Fleshing this business out, the lawyers added,

The justices can place limits on such nationwide injunctions. When a district judge issues a nationwide injunction against the government, the court could require that he grant an automatic stay of, say, five days to allow an appeal to the circuit court, which would in turn be required to decide the case within, say, 30 days. The injunction, if affirmed, would no longer be the decision of a single judge. And if the circuit court gets the issue wrong, the Supreme Court could take it up quickly.

This is not an area where compromise is possible. Our Constitution must be adhered to in every particular, and that necessarily includes its structuring of our Federal government into three separate, coequal branches with only limited (if critically so) overlap among the branches.

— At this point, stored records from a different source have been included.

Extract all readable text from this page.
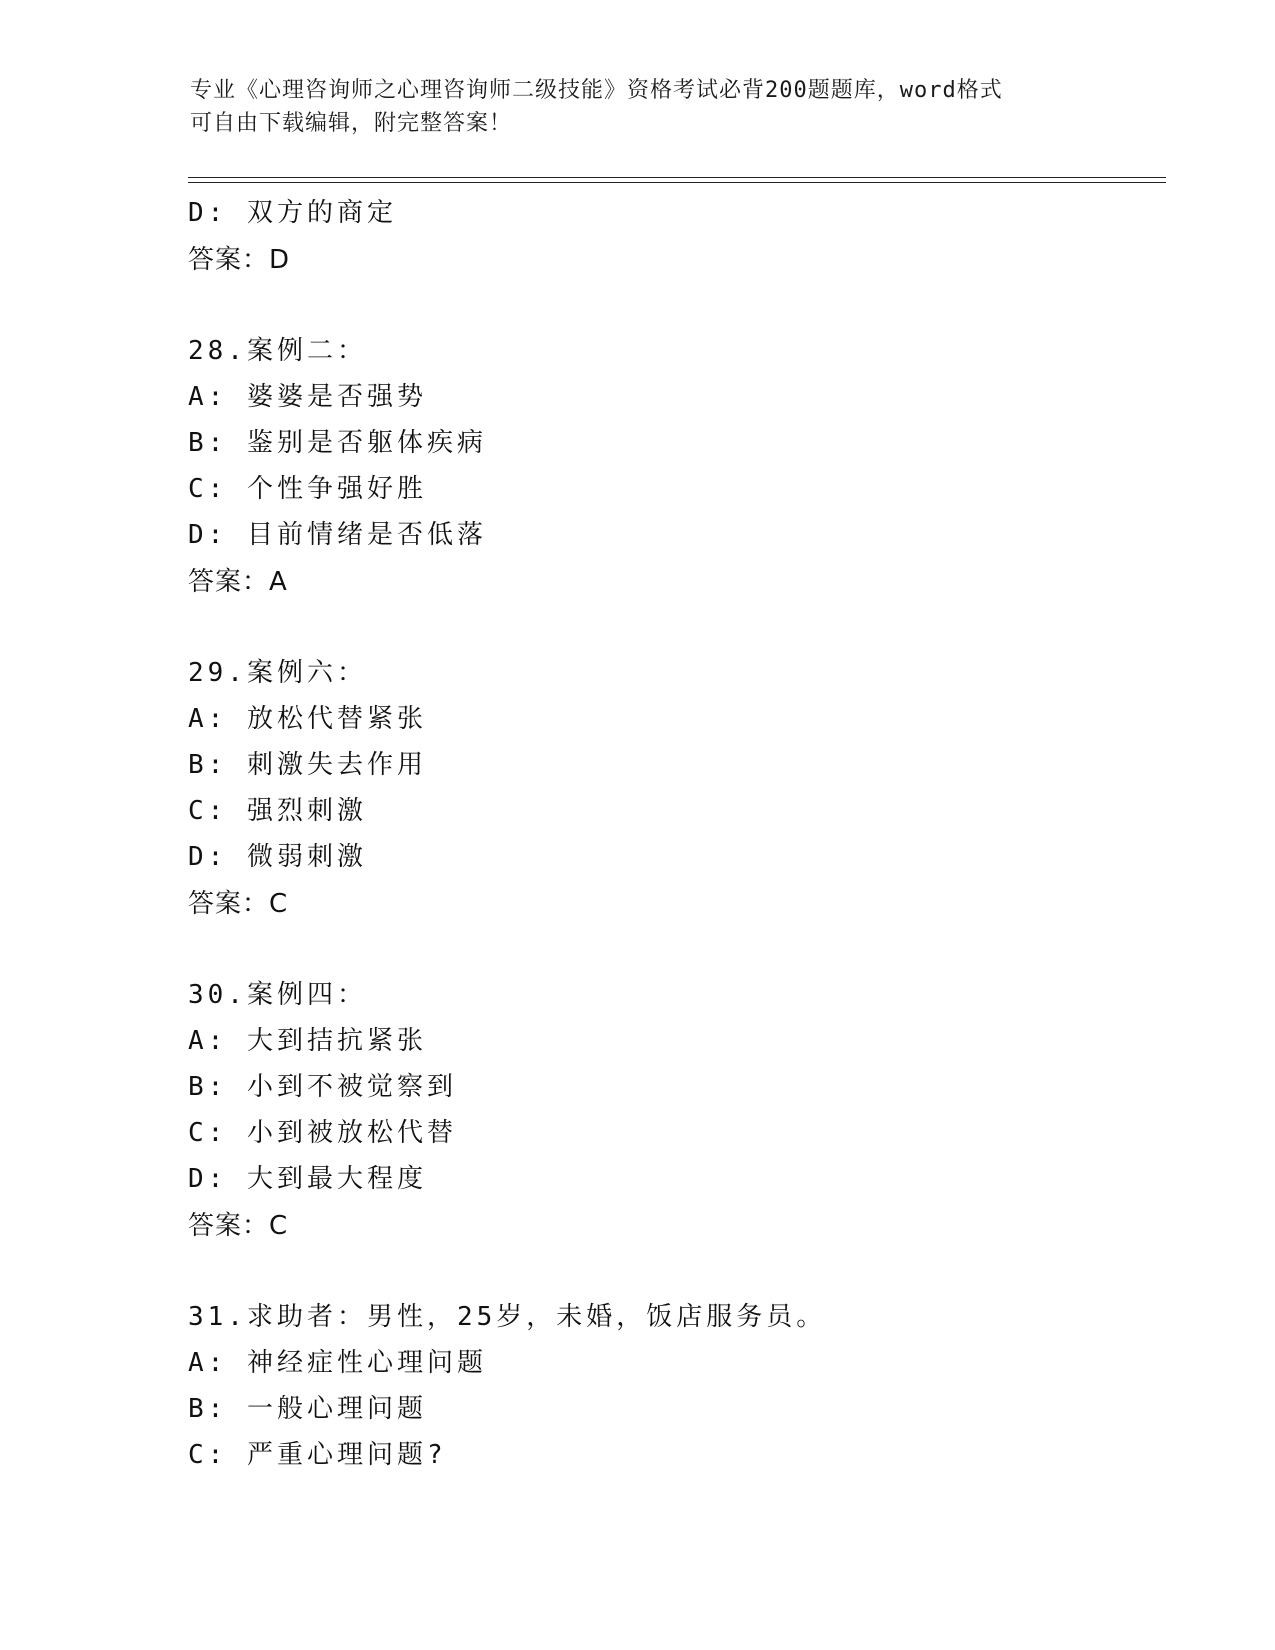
专业《心理咨询师之心理咨询师二级技能》资格考试必背200题题库，word格式
可自由下载编辑，附完整答案！
D: 双方的商定
答案：D
28.案例二：
A: 婆婆是否强势
B: 鉴别是否躯体疾病
C: 个性争强好胜
D: 目前情绪是否低落
答案：A
29.案例六：
A: 放松代替紧张
B: 刺激失去作用
C: 强烈刺激
D: 微弱刺激
答案：C
30.案例四：
A: 大到拮抗紧张
B: 小到不被觉察到
C: 小到被放松代替
D: 大到最大程度
答案：C
31.求助者：男性，25岁，未婚，饭店服务员。
A: 神经症性心理问题
B: 一般心理问题
C: 严重心理问题?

In the present context, our Constitution makes the Executive Branch, particularly the President, the creator and operator of our nation’s foreign policy. Overlap: the President can engage with enemies militarily, but only the Legislative can declare war, and if the latter finds the former’s conflicts mistaken or lasting too long, it can cut off funding for the conflict.

Crucially, there is no overlap here between the Judiciary and the Executive. Lower courts are creations of the Legislative; their opinions on constitutionality are no more than that.

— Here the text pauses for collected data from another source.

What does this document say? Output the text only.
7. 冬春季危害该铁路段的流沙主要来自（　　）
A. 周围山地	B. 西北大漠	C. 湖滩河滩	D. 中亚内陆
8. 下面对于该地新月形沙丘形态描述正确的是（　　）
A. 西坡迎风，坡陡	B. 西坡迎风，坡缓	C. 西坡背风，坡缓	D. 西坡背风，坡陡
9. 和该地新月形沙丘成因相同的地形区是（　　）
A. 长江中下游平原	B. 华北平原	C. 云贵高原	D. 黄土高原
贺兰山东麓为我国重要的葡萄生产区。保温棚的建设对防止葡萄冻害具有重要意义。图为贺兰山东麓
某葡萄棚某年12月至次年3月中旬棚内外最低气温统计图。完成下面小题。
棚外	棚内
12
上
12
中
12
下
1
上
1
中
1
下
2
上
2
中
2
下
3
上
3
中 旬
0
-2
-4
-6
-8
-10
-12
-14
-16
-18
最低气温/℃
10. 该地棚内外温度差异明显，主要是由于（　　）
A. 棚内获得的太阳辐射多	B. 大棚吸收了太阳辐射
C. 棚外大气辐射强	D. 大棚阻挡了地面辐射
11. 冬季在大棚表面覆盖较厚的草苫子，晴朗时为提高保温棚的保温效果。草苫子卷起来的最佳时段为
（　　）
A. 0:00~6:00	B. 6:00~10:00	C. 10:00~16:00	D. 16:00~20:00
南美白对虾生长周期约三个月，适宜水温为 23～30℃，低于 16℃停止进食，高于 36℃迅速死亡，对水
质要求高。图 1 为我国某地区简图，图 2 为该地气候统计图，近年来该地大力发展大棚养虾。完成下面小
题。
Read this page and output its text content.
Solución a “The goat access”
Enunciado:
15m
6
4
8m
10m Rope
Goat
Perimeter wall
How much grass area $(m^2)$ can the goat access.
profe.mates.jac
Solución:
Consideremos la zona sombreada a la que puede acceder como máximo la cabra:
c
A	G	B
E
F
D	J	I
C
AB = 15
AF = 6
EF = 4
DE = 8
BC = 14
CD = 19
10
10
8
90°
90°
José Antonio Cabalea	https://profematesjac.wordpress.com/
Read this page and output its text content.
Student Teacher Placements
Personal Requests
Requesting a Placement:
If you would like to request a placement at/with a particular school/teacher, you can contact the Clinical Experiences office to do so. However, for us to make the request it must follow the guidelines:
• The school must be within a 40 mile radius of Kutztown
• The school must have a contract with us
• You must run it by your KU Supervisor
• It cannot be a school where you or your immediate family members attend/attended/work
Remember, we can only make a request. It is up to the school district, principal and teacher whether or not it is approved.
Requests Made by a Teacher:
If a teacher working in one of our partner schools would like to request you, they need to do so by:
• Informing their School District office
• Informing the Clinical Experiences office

So it is with district court judges presuming to issue universal—nationwide—injunctions. These are bald and dangerous oversteps of our by-design separation of powers in our Federal government, and they must stop altogether. Given the number of activist judges issuing these opinions, they must be ended by the Supreme Court in no uncertain terms.

As the two lawyers wrote, courts can move quickly and efficiently, especially when a brief stay is granted, and there is an urgent need for expeditious review. Courts need no stay, temporary or otherwise, to move quickly and efficiently. They can do so when the matter, correctly limited to the litigants within the confines of the district, warrants the urgency.

Full stop.

Serious Judicial Error

Federal District Judge Myong Joun (District of Massachusetts) has issued a preliminary injunction requiring the Trump administration to desist from its moves to dismantle the Department of Education. Fair enough; the Department was created by Congress, the administration can jawbone for its elimination, but only Congress can do so.

Unfortunately, the judge didn’t stop there. He also ordered DoEd to rehire those employees who’d been RIFed as excess to the Department’s needs.

Not only is there no evidence that defendants are pursuing a “legislative goal” or otherwise working with Congress to reach a resolution, but there is also no evidence that the [reduction in force] has actually made the Department more efficient[.]

Judges don’t get to dictate the purpose of agency/Department heads’ firings of employees. RIFs have as their purpose the removal of unneeded employees—the essence of making any government agency more efficient.

Joun gave the lie to his employment ruling by his decision to not say how the RIFs reduced Department efficiency. He simply wholesale-ly accepted the plaintiffs’ (a group of states, school districts, non-profit organizations, and labor unions) claims regarding efficiency and coupled that with his blithe, unsubstantiated rejection of the government’s position.

It gets worse. Joun wrote in his opening

Defendants do acknowledge, as they must, that the Department cannot be shut down without Congress’s approval, yet they simultaneously claim that their legislative goals (obtaining Congressional approval to shut down the Department) are distinct from their administrative goals (improving efficiency). There is nothing in the record to support these contradictory positions.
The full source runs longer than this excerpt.